En la casa donde me alojo hay dos televisores situados uno al lado del otro sobre una mesa auxiliar alargada y baja de la que penden tapetes bordados. Frente a ellos un sofá y en el sofá, sentados, la abuela de la familia y su hijo. Cada uno mira un televisor distinto pues los dos están encendidos. La abuela en el de la izquierda sigue el sermón sobre el martirio de Hossein que tiene lugar en directo desde el mausoleo del emam Jomeini ante cientos de fieles. En el de la derecha el hijo se distrae viendo un partido de fútbol. El volumen está alto en ambos televisores y se mezcla la sed de los seguidores de Hossein con los goles de la selección iraní.
Yo me siento en un sillón lateral y contemplo la escena té en mano. Un experto en recitar la muerte del santo lleva a los asistentes al paroxismo. Lloran más y más a medida que aumenta la tensión y se acerca el momento del martirio.
-Les encanta, -me dice el que está mirando el fútbol, -el clero con estas historias tiene siempre a unos miles de hombres dispuestos a entrar en guerra o a autoinmolarse en el momento en que lo consideren necesario, fíjate en las caras; con sólo una orden se pondrían todos en pie y correrían a cumplir lo que les mandaran.
Su madre que sigue atentamente con el pañuelo en la cabeza lo que ocurre en el desierto de Kerbala mientras ve cómo lloran y se desgañitan los asistentes a la ceremonia, ni rechista, se sabe de memoria las ideas de su hijo y considera que no vale la pena intervenir, si lo hace se perderá parte del sermón que es emocionante.
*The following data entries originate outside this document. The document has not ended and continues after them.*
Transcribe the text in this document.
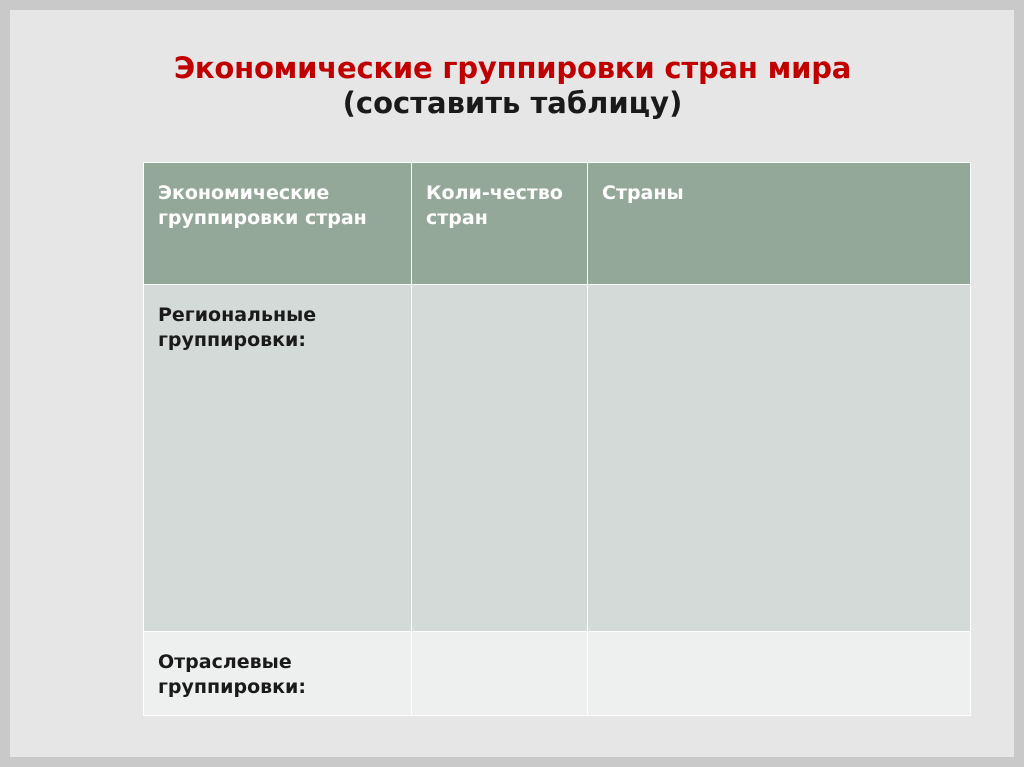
Экономические группировки стран мира
(составить таблицу)
Экономические группировки стран	Коли-чество стран	Страны
Региональные группировки:		
Отраслевые группировки:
El sermoneador es uno de los mejores de Irán y está llegando al climax, teshné teshné (sed sed) grita cada vez más alto y cada persona llora por sus desgracias, por su soledad, se saca los demonios de encima, se desprende de sus tristezas, deja que se le ablande el corazón, que se lo lleve la emoción hasta lo más profundo de su ser, da rienda suelta a los sentimientos sin avergonzarse, acompañada de muchas otras que hacen lo mismo. Mientras en la otra pantalla Alí Daí, el mejor jugador de la selección nacional iraní ha marcado un gol. Nacido en Ardebil, ciudad del Azerbaiján, Alí Daí es un héroe nacional. Las dos caras de Irán, una come y se divierte, la otra se flagela y llora. Muchas veces esas dos caras van juntas.